Thousands of children entered these homes with no knowledge of sex, consent, or intimacy. In the time of Catholic superiority, one would think that "polite" society would have sought to root out the sinners who abused and impregnated these children and make them pay, but the fact is, it was never about sin at all.

Catholic-led Irish society was only about submission, standing on the backs of the weak and vulnerable in order to look down from a very moral, and very male, high horse.

From the industrial schools, to the Magdalene Laundries, to CervicalCheck and now the mother and baby homes, Irish women are called on time and again to split themselves open to be heard.

Women must lay out their most personal and intimate abuses, the doctors' examinations, the nuns' cruel torment, and the life-altering sexual assault, across the media and into inquiries, in order for the State — who paid the mortgage for this cold house for women — to be forced into an apology.

There have been hundreds of these women this week, making their voices heard, picking at barely-healed scabs in order to present modern Ireland with its rotten past — but where are the men?

There are men across the country, men as young as their 40s and 50s, who carry this weight too. 

There are men who loved their partners but left them.

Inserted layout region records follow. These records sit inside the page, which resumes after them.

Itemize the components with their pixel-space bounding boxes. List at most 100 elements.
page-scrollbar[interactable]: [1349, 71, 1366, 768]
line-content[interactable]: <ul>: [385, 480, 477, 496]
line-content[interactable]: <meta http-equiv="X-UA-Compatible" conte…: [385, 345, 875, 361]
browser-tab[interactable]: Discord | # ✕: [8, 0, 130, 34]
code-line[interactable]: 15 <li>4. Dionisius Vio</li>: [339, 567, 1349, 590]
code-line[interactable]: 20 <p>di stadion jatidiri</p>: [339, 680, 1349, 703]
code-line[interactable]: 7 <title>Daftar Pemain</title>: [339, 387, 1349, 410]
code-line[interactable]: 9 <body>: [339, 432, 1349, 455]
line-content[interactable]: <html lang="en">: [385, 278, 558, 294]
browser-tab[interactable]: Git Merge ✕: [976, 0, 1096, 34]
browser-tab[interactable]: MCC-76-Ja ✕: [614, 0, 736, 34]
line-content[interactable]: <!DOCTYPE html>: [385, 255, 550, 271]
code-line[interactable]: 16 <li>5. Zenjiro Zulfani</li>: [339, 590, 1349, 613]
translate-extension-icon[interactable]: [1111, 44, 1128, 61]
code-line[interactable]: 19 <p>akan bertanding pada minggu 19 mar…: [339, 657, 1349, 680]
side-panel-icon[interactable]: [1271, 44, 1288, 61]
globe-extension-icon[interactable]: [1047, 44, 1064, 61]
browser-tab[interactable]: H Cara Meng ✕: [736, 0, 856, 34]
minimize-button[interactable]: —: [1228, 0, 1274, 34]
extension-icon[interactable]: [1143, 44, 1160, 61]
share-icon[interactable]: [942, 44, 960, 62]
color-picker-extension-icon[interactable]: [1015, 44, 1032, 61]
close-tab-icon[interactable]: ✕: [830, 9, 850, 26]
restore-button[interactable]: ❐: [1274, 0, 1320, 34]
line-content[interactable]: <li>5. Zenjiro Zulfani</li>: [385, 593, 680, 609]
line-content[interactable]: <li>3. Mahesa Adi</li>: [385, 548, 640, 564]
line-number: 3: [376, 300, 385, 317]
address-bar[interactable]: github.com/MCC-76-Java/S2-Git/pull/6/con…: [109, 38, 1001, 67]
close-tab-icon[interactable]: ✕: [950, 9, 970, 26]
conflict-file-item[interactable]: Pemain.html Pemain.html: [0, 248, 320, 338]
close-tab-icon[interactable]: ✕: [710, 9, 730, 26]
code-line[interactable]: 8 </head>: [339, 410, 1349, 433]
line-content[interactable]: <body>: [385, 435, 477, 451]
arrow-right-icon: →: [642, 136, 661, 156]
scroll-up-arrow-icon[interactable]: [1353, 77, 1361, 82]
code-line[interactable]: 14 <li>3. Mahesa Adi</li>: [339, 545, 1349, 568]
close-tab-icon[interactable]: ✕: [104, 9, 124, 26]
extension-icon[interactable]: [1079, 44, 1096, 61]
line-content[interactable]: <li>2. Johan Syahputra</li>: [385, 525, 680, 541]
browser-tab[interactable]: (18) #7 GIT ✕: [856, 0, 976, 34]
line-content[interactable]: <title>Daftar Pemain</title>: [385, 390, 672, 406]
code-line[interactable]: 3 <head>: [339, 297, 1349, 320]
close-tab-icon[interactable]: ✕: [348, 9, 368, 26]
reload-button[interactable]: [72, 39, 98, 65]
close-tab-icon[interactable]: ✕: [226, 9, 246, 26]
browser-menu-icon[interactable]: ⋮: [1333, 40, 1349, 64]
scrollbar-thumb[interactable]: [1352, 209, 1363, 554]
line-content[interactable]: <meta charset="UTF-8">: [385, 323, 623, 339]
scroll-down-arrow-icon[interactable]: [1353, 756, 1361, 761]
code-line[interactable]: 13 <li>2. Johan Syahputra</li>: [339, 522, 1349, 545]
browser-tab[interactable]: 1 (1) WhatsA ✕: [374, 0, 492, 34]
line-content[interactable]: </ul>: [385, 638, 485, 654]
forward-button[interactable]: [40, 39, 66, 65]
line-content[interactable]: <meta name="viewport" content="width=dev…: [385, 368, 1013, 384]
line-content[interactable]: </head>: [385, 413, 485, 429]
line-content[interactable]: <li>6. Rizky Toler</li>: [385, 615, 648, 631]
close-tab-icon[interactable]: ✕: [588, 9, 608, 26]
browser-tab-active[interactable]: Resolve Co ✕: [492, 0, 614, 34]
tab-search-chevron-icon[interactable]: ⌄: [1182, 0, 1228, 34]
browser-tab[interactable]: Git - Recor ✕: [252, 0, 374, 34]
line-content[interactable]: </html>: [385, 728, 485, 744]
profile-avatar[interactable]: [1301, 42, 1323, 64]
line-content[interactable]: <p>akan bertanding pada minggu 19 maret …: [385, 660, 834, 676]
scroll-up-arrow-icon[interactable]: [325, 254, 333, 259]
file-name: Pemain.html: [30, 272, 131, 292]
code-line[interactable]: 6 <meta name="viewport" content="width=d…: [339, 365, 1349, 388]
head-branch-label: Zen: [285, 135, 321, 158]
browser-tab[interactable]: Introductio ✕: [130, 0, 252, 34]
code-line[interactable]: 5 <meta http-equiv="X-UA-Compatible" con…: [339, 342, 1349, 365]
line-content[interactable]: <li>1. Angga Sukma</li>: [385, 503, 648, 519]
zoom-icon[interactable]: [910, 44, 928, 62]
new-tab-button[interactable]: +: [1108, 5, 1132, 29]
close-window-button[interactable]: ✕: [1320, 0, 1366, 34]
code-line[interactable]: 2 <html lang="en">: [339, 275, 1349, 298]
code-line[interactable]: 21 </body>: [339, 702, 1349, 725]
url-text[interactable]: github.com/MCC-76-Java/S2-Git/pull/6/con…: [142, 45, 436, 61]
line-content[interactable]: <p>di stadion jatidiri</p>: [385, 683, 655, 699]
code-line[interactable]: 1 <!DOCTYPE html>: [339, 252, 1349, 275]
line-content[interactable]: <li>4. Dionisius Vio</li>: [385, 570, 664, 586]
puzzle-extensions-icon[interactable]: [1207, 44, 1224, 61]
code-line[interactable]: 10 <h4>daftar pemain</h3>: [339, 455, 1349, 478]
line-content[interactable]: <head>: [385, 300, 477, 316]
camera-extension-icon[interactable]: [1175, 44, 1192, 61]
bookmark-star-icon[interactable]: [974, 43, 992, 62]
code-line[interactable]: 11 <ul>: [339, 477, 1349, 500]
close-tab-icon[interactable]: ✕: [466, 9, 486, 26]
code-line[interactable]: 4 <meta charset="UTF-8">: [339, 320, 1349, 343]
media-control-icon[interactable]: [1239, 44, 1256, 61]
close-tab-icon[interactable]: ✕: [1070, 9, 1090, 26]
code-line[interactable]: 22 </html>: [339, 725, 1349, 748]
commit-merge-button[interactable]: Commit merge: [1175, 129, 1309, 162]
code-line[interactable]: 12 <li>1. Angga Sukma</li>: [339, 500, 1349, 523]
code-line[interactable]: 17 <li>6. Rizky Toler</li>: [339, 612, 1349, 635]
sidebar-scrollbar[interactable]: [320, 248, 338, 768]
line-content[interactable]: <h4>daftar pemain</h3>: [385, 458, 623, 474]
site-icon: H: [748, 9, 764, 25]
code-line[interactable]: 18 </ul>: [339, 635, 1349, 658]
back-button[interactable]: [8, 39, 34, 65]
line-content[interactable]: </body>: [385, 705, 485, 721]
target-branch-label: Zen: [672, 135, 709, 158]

There are men who stayed and fought for their children's right to live outside the walls of an institution, but found themselves against the might of village gossip and the all-seeing eye of the parish priest. There are men, maybe married, maybe not, who think every day about the child they wanted and couldn't keep. A child who might believe their biological father is part of the society who forced their mother into a house of shame. 

There are also men who raped, abused, and defiled these women and girls, who must know when they lie in bed at night with their wives, what they have done.

The voices of survivors of the torment in the mother and baby homes have rightly been at the centre of discussion this week, but as we continue to confront the hurt caused, we continue to lay all responsibility for explaining how, why, and what happened at the door of women.

Men have for too long been voiceless, either through their own cowardice or through the barriers we put up in society to prevent these men from speaking what they know to be true.

Women have done enough. It's time for men to speak up.